Explain why the equation
$$x^3 - 15x +1 = 0$$
has at least three solutions in the interval [-4,4].
My thoughts:
$$f(x) = x^3 - 15x + 1$$ $$f(-4) = -3 $$ $$f(4) = 5 $$ $$f(-4) < 0 < f(4)$$ Therefore, by IVT, there exist some $c \in [-4,4]$ such that $f(c)=0$ exist.
However, I am unable how to prove there are at least three solutions...
On
This proves it has at least one solution.
Hint:
Show $f(x)$ has a local maximum and a local minimum on $[-4,4]$, and that the maximum is positive and the minimum is negative.
On
$$f(-4)=-3$$ $$f(0)=1$$ $$f(1)=-13$$ $$f(4)=5$$
By IVT, there are at least three roots
one in $(-4,0)$ ,
one in $(0,1)$,
and one in $(1,4)$.
A polynom with degee $3$ cannot have more than three roots.
If it had four roots, the derivative will have three roots (By Rolle).
but $$f'(x)=3x^2-15$$
which have only two roots. So, $$x^3-15x+1=0$$ has exactly three real solutions.

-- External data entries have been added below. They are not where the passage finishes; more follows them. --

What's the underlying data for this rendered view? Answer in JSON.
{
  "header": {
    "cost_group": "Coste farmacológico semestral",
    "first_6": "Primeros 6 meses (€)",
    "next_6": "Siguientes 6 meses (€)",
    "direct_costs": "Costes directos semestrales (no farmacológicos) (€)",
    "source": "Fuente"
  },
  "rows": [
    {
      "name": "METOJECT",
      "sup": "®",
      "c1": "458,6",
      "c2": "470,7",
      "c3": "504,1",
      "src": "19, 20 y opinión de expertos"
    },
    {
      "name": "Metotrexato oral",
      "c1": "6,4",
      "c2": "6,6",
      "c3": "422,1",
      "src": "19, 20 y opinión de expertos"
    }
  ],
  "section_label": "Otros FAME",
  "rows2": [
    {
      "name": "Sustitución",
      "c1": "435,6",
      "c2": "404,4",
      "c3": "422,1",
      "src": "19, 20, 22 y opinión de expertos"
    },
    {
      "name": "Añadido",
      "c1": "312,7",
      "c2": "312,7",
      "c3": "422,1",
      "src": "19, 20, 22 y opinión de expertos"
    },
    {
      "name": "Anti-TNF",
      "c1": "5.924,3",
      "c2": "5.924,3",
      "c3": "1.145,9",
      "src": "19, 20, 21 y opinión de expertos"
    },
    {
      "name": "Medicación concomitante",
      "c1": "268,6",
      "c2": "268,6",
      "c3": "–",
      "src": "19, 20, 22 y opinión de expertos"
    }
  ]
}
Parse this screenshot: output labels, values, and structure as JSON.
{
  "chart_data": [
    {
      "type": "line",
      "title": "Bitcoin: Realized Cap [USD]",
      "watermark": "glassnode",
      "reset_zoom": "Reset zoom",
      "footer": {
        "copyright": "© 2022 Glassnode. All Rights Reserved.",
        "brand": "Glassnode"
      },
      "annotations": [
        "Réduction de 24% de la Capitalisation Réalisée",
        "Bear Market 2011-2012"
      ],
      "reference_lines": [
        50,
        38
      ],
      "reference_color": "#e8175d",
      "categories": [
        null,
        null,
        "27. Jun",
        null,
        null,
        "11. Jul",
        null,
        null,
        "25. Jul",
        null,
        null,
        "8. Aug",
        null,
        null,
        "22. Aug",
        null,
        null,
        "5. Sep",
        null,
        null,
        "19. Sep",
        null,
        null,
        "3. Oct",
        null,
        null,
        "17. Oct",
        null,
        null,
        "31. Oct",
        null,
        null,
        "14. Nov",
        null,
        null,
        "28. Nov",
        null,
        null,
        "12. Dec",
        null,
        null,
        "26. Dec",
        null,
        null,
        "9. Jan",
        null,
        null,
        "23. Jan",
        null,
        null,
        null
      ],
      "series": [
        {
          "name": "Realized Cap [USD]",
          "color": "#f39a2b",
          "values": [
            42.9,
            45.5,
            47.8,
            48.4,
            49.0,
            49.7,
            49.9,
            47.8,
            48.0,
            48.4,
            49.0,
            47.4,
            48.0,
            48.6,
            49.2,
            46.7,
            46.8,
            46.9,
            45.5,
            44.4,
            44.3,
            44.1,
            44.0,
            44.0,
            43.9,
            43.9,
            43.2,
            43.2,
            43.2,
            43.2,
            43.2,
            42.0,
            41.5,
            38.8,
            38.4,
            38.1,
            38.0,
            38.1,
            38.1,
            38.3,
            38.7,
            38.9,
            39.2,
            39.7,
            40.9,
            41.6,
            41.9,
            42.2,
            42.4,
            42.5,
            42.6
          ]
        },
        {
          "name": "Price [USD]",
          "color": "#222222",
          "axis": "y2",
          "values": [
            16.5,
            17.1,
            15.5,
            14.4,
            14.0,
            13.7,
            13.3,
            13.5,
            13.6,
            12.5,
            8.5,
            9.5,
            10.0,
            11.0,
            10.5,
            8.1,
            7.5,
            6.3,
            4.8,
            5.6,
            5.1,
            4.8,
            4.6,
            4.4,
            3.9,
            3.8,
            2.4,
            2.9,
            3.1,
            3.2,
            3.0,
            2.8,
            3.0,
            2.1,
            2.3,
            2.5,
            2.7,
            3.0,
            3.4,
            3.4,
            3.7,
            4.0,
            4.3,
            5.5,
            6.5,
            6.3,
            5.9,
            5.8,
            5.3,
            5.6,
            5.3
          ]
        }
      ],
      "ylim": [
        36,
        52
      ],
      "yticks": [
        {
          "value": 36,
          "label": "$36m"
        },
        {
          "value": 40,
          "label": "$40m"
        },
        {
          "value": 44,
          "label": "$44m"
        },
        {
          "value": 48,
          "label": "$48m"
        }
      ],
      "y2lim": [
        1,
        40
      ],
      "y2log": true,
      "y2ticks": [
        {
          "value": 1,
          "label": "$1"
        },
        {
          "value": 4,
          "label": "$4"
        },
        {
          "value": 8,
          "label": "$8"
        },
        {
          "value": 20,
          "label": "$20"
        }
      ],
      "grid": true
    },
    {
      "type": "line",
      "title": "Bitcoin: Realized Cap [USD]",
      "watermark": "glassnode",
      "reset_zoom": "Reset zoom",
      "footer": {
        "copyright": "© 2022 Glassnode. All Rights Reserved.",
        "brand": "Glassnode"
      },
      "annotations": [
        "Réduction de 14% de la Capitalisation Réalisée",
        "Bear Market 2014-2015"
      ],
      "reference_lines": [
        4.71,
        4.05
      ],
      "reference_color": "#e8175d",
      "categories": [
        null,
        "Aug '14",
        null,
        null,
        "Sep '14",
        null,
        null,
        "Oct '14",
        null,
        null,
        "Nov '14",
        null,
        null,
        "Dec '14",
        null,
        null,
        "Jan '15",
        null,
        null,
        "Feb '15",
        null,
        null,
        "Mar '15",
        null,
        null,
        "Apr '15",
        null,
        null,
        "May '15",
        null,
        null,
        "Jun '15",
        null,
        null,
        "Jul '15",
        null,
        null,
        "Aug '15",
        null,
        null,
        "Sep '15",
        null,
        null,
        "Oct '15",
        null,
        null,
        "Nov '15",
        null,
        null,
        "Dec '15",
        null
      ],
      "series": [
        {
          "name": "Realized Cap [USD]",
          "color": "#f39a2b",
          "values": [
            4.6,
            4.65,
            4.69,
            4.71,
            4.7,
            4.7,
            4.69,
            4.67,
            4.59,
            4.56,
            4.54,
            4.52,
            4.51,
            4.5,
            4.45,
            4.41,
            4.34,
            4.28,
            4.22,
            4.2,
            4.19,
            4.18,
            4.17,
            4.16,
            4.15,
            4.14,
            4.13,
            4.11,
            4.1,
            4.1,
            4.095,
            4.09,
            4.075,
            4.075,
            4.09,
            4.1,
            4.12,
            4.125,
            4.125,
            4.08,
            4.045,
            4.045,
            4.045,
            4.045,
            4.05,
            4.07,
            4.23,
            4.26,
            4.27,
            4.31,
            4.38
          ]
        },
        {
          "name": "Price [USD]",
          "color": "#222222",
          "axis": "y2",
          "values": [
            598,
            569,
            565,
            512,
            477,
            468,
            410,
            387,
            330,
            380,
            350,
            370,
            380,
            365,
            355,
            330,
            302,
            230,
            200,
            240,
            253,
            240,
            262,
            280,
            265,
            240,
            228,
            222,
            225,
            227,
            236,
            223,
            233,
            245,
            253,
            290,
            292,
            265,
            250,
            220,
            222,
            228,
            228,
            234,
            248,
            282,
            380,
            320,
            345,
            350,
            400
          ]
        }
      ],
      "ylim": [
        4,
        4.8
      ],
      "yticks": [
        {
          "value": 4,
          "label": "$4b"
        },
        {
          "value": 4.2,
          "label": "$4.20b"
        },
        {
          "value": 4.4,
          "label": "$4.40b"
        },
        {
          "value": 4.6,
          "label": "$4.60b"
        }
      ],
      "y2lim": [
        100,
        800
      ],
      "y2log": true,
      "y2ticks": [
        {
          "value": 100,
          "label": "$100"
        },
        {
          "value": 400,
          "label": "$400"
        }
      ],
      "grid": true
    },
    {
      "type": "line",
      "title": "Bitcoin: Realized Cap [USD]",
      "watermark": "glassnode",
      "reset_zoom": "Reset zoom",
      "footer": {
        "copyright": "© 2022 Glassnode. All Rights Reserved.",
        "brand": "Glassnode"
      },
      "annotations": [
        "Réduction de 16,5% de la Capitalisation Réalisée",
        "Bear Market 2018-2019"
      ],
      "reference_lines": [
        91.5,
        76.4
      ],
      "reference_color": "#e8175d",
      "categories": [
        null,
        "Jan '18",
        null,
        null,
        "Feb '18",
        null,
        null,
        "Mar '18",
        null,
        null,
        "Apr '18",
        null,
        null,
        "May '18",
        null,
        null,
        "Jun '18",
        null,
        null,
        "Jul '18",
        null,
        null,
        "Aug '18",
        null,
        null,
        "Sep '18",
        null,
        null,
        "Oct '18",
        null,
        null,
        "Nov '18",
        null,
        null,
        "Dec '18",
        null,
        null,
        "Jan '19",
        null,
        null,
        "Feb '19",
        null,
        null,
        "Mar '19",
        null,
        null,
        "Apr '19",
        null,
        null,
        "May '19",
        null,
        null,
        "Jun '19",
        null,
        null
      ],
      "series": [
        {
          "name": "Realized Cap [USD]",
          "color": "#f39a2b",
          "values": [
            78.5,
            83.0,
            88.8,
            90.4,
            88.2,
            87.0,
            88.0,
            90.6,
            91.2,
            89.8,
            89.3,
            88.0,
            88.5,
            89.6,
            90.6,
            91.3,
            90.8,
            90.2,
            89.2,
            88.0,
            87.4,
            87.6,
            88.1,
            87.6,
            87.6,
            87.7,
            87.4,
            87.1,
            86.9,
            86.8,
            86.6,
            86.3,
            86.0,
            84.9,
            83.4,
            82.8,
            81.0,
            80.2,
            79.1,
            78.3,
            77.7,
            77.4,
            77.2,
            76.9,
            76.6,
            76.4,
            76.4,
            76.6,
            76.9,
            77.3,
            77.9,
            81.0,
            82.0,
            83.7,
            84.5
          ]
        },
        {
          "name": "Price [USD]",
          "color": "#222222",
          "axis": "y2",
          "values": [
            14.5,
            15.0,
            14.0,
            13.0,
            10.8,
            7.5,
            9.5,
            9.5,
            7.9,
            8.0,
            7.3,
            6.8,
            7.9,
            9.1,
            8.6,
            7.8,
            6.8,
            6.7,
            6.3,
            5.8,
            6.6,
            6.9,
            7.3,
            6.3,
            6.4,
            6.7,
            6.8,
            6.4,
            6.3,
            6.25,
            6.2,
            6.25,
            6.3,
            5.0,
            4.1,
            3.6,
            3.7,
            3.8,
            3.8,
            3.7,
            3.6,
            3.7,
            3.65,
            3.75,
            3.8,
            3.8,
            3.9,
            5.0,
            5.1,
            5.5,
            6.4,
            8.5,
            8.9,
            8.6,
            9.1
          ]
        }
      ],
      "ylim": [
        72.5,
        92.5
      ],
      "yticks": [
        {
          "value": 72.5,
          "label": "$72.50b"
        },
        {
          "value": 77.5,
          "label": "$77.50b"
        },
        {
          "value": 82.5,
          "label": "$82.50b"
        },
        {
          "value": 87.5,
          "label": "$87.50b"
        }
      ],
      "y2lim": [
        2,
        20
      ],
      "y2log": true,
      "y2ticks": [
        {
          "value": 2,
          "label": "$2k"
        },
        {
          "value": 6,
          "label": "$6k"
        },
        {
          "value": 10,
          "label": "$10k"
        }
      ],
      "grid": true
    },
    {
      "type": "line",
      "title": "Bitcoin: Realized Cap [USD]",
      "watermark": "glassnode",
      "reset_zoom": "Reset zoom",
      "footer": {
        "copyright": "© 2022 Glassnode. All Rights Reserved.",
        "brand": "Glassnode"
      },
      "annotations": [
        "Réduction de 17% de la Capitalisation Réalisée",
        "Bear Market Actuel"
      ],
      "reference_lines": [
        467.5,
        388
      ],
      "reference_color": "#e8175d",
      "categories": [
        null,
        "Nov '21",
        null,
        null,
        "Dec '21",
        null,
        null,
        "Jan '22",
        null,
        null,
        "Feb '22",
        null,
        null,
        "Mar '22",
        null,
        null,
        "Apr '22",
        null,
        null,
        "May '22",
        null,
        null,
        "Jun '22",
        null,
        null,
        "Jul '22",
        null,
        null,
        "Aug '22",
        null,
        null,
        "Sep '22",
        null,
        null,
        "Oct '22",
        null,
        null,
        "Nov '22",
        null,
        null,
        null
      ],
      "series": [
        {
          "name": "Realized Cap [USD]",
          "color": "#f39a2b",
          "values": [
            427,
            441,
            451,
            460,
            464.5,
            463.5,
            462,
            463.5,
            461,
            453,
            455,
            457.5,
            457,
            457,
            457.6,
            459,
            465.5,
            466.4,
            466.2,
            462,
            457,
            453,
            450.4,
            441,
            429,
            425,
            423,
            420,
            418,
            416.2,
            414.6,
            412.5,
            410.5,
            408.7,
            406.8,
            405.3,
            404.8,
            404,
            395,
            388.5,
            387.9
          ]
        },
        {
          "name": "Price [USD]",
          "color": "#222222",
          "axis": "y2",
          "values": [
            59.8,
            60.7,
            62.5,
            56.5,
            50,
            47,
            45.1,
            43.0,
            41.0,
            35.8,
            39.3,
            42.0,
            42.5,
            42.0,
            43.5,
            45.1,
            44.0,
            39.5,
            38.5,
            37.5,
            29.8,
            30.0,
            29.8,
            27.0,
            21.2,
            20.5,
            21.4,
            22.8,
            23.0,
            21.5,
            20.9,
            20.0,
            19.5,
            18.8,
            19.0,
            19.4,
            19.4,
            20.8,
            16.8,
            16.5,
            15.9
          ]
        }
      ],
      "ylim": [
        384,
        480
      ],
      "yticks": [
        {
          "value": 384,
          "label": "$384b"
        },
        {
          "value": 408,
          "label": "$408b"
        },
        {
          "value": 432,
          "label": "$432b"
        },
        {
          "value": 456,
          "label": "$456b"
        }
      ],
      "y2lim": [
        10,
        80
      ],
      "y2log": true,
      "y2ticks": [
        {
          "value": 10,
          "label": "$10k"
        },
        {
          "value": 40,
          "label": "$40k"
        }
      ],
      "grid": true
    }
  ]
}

Another approach is to identify the turning points of $f(x)$ by setting $f'(x)=3x^2-15=0$ so that $x=\pm \sqrt 5$ these lie between $x=\pm 4$ and the general shape of the curve gives a local maximum at $x=-\sqrt 5$. Since $f(0)=1$ it is easy to see that the value at the maximum is positive. Continue analysis to identify what you need.